Using the diagram to describe how the Kinesis stream architecture works. You create a Kinesis stream named “truck sensors”. The records are ingested into the truck sensor stream in parallel, i.e., records are produced into different shards in parallel, and waiting to be consumed by a consumer application which could be a database or some kind of frontend application. What is important to know is that all records of a stream are produced into different shards, and AWS adds a sequence number for each record put in shards, however, records within a shard are ordered and records are not ordered globally across multiple shards.

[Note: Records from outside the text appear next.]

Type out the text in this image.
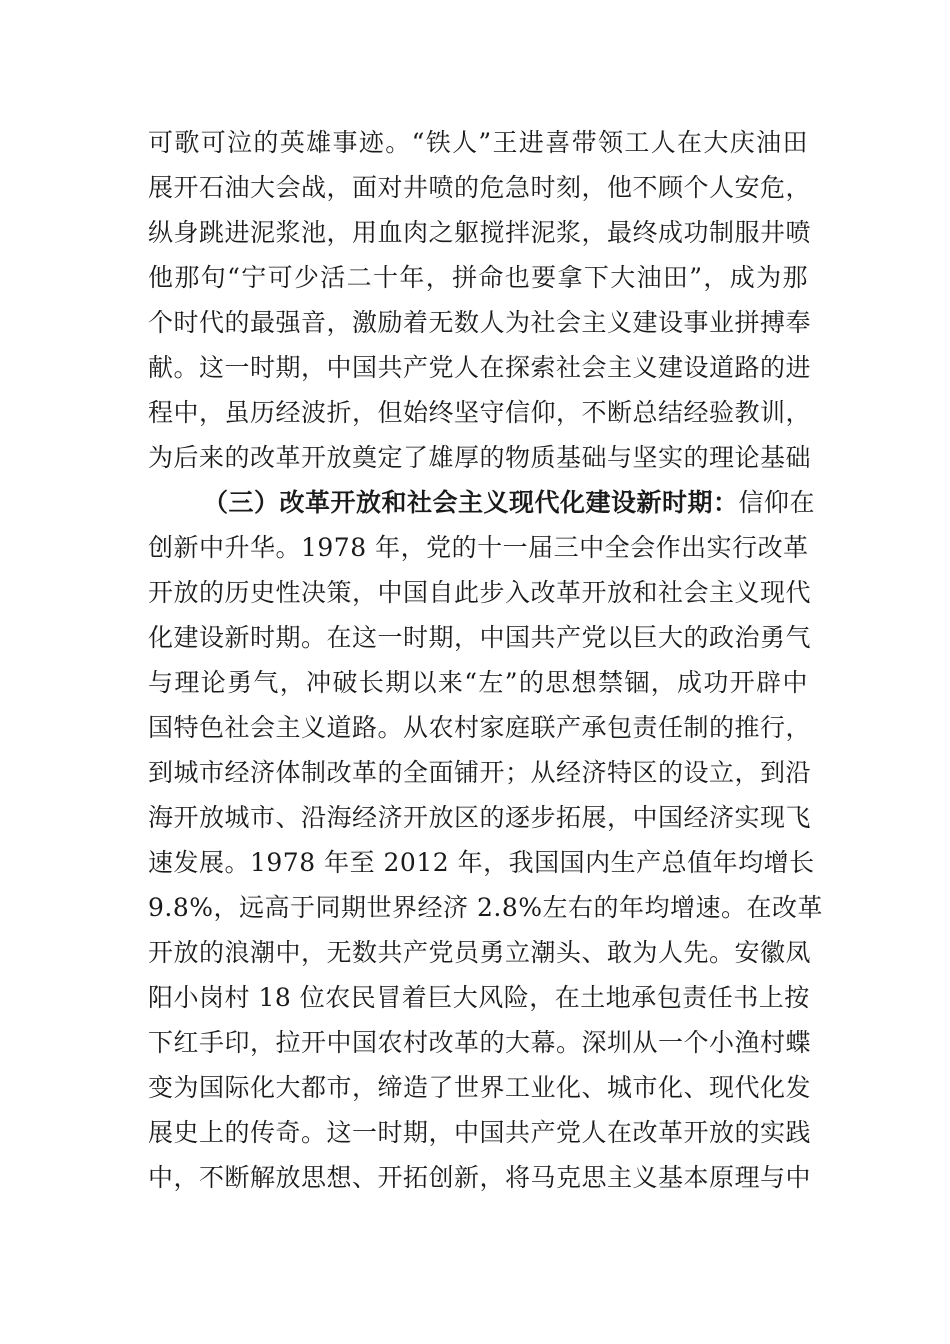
可歌可泣的英雄事迹。“铁人”王进喜带领工人在大庆油田
展开石油大会战，面对井喷的危急时刻，他不顾个人安危，
纵身跳进泥浆池，用血肉之躯搅拌泥浆，最终成功制服井喷
他那句“宁可少活二十年，拼命也要拿下大油田”，成为那
个时代的最强音，激励着无数人为社会主义建设事业拼搏奉
献。这一时期，中国共产党人在探索社会主义建设道路的进
程中，虽历经波折，但始终坚守信仰，不断总结经验教训，
为后来的改革开放奠定了雄厚的物质基础与坚实的理论基础
（三）改革开放和社会主义现代化建设新时期：信仰在
创新中升华。1978 年，党的十一届三中全会作出实行改革
开放的历史性决策，中国自此步入改革开放和社会主义现代
化建设新时期。在这一时期，中国共产党以巨大的政治勇气
与理论勇气，冲破长期以来“左”的思想禁锢，成功开辟中
国特色社会主义道路。从农村家庭联产承包责任制的推行，
到城市经济体制改革的全面铺开；从经济特区的设立，到沿
海开放城市、沿海经济开放区的逐步拓展，中国经济实现飞
速发展。1978 年至 2012 年，我国国内生产总值年均增长
9.8%，远高于同期世界经济 2.8%左右的年均增速。在改革
开放的浪潮中，无数共产党员勇立潮头、敢为人先。安徽凤
阳小岗村 18 位农民冒着巨大风险，在土地承包责任书上按
下红手印，拉开中国农村改革的大幕。深圳从一个小渔村蝶
变为国际化大都市，缔造了世界工业化、城市化、现代化发
展史上的传奇。这一时期，中国共产党人在改革开放的实践
中，不断解放思想、开拓创新，将马克思主义基本原理与中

Likewise, records in the shards can be made available in batches or per record call and AWS billing is per shard provisioned.
Data Record
A data record is the unit of data stored in a Kinesis data stream. A record is also referred to as a data blob, a unit of data stored in an AWS Kinesis data stream. Data records are composed of a sequence number, a partition key, and a data blob, which is an immutable sequence of bytes. Kinesis Data Streams does not inspect, interpret, or change the data in the blob in any way.

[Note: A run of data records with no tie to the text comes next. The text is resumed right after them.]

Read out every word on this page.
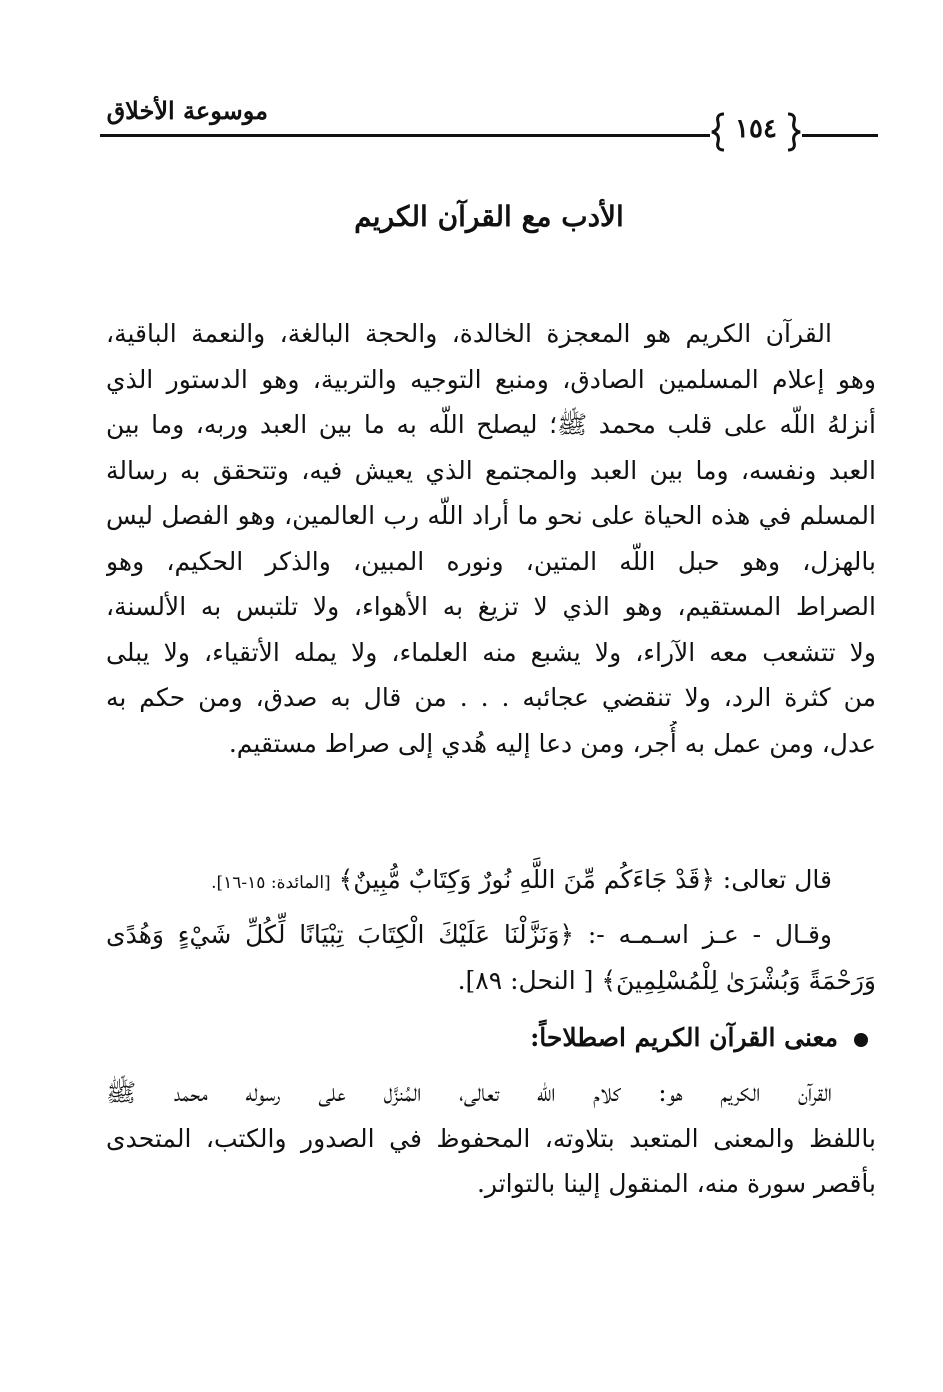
موسوعة الأخلاق
١٥٤
الأدب مع القرآن الكريم
القرآن الكريم هو المعجزة الخالدة، والحجة البالغة، والنعمة الباقية،
وهو إعلام المسلمين الصادق، ومنبع التوجيه والتربية، وهو الدستور الذي
أنزلهُ اللّه على قلب محمد ﷺ؛ ليصلح اللّه به ما بين العبد وربه، وما بين
العبد ونفسه، وما بين العبد والمجتمع الذي يعيش فيه، وتتحقق به رسالة
المسلم في هذه الحياة على نحو ما أراد اللّه رب العالمين، وهو الفصل ليس
بالهزل، وهو حبل اللّه المتين، ونوره المبين، والذكر الحكيم، وهو
الصراط المستقيم، وهو الذي لا تزيغ به الأهواء، ولا تلتبس به الألسنة،
ولا تتشعب معه الآراء، ولا يشبع منه العلماء، ولا يمله الأتقياء، ولا يبلى
من كثرة الرد، ولا تنقضي عجائبه . . . من قال به صدق، ومن حكم به
عدل، ومن عمل به أُجر، ومن دعا إليه هُدي إلى صراط مستقيم.
قال تعالى: ﴿قَدْ جَاءَكُم مِّنَ اللَّهِ نُورٌ وَكِتَابٌ مُّبِينٌ﴾ [المائدة: ١٥-١٦].
وقـال - عـز اسـمـه -: ﴿وَنَزَّلْنَا عَلَيْكَ الْكِتَابَ تِبْيَانًا لِّكُلِّ شَيْءٍ وَهُدًى
وَرَحْمَةً وَبُشْرَىٰ لِلْمُسْلِمِينَ﴾ [ النحل: ٨٩].
معنى القرآن الكريم اصطلاحاً:
القرآن الكريم هو: كلام اللّه تعالى، المُنزَّل على رسوله محمد ﷺ
باللفظ والمعنى المتعبد بتلاوته، المحفوظ في الصدور والكتب، المتحدى
بأقصر سورة منه، المنقول إلينا بالتواتر.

A data blob can represent anything, text, photos, pictures, etc. Each data blob is serialized and up to 1MB. In every shard, a “record key” is sent alongside a record to help group records in shards. An advantage of the record key is that AWS guarantees that the same key will also go to the same shard all the time. It is important to note that using a highly distributed key can help to prevent a “hot partition” problem.
Retention Period
The retention period is the length of time that data records are accessible after they are added to the Kinesis stream. A stream’s retention period is set to a default of 24 hours after creation. You can increase the retention period up to 168 hours (7 days) using the IncreaseStreamRetentionPeriod operation, and decrease the retention period down to a minimum of 24 hours using the DecreaseStreamRetentionPeriod operation. Additional charges apply for streams with a retention period set to more than 24 hours.
Producer
Producers put records into Amazon Kinesis Data Streams. For example, a web server sending log data to a stream is a producer. The throughput capacity of a kinesis producer is 1MB / second or 1000 records / second at write per shard. This means
{number of shards * 1000 records = number of records / second}
{number of shards * 1 MB = number of MB / second}
Having a throughput over this limit will result in a “ProvisionedThroughput Exception”.
Consumer
Consumers get records from Amazon Kinesis Data Streams and process them. These consumers are known as Amazon Kinesis Data Streams Application. A consumer uses a polling method to consume records from shards. Each shard has 2MB total aggregate throughput, which allows a consumer to read 2MB / second per shard across all consumers. Similarly, Consumer can only make five API calls/sec per shard across all consumers.
Conclusion
Amazon Kinesis Data Streams is an AWS managed service that works just like Kafka. It is a massively scalable, highly durable data ingestion and processing service optimized for streaming data. You can configure hundreds of thousands of data producers to continuously put data into a Kinesis data stream and the data will be available within milliseconds to your Amazon Kinesis applications. Those applications will receive data records in the order they were generated. Amazon Kinesis Data Streams is integrated with a number of AWS services, including Amazon Kinesis Data Firehose for near real-time transformation and delivery of streaming data into an AWS data lake like Amazon S3, Kinesis Data Analytics for managed stream processing, and AWS Lambda for event or record processing.